# Looking for a rectangular tart box



## mdenmark (Nov 5, 2014)

I am looking for a box to fit this rectangle tart in for holiday packaging. This is a Gobel tart pan made in France and I cannot seem to find a box to fit it in the U.S. The dimensions would need to be narrow: 5x14x2".

This is such a beautiful, popular shape, I have a hard time believing there is not a box out there to fit but so far I haven't found anything! Only very large boxes 10x14x2

Anyone have this tart pan and have a good box to fit?


----------



## dhammons (Oct 11, 2014)

surely there I s a dealer that does specialty boxes. 
Where did you get the tart pan?
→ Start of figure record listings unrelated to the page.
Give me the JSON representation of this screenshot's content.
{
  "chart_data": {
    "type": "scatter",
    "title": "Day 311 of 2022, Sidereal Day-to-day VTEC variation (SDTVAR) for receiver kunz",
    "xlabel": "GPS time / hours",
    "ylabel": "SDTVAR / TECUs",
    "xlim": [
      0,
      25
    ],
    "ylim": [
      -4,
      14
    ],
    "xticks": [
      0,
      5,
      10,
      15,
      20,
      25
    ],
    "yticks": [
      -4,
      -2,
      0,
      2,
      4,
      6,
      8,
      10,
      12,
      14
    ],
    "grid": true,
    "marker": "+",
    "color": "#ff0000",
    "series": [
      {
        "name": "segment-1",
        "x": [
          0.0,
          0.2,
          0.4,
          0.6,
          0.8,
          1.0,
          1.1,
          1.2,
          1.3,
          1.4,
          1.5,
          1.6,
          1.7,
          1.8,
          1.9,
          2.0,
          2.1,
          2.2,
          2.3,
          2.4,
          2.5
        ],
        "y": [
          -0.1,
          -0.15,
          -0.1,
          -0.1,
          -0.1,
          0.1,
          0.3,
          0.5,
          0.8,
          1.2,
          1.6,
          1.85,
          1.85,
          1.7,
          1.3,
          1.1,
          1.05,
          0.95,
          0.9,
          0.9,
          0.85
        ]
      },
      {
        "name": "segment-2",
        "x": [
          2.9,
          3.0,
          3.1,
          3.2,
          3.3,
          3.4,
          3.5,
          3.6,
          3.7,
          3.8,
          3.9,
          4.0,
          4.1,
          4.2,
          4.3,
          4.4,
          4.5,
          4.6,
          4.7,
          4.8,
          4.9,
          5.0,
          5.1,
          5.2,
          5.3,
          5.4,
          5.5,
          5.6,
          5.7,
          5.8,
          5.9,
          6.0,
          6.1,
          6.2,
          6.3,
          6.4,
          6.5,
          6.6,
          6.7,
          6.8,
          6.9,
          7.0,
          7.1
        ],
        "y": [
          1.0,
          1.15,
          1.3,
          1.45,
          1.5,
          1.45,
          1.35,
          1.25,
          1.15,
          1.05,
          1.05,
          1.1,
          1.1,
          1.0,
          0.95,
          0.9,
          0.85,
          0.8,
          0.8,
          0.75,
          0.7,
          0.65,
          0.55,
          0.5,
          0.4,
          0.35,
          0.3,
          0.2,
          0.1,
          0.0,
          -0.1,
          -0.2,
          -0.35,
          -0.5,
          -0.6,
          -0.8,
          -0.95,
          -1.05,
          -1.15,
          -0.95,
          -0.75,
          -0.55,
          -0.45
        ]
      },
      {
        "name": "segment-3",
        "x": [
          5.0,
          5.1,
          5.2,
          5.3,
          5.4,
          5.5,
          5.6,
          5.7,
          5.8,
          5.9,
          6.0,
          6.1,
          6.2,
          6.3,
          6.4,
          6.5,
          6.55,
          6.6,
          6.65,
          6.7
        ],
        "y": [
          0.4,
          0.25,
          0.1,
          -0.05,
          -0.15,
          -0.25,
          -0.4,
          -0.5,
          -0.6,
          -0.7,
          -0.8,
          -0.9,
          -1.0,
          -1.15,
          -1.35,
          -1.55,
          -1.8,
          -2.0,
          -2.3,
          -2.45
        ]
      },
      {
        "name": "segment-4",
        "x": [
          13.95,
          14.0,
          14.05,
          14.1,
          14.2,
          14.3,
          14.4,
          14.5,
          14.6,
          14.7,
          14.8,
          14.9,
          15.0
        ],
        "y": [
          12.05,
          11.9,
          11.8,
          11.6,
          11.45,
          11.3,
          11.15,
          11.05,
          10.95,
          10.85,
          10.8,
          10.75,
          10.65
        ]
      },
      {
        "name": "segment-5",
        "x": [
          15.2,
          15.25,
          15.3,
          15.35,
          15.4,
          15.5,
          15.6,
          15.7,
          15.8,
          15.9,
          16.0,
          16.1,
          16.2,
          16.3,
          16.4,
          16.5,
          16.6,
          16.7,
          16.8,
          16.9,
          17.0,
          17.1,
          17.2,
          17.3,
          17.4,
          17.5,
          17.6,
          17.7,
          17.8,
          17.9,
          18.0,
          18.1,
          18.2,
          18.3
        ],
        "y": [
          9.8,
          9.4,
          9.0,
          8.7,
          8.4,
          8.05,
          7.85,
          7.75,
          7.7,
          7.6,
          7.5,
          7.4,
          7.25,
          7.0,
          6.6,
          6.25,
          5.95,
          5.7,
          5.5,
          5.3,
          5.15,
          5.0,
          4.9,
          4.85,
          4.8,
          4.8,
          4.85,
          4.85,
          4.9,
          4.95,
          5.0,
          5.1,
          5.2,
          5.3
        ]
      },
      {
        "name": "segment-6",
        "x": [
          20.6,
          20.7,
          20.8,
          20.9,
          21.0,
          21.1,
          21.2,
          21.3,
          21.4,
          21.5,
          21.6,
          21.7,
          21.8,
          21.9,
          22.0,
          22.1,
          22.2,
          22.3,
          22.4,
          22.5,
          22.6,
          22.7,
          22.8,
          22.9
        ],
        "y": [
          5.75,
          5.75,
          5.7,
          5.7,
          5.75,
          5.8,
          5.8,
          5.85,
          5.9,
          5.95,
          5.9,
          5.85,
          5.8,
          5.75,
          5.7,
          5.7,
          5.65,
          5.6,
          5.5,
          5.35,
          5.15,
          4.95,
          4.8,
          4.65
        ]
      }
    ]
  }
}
It's a great size/shape.


----------



## flipflopgirl (Jun 27, 2012)

I make a lot of boxes using the origami tutorials on youtube.

Altho mine are used to up the wow factor of gifts I am sure you could figure out a pattern and use food quality cardboard and make up your own.

Hire some kids from the local high school if you need a large quantity.

Other than that you will be stuck paying some outrageous price for custom (online).

Good luck!

mimi


----------



## mercerdave (Nov 30, 2014)

I had the same issue, found this: http://www.brpboxshop.com/1477.html, but no board with it though.

D Hoover, CJB


----------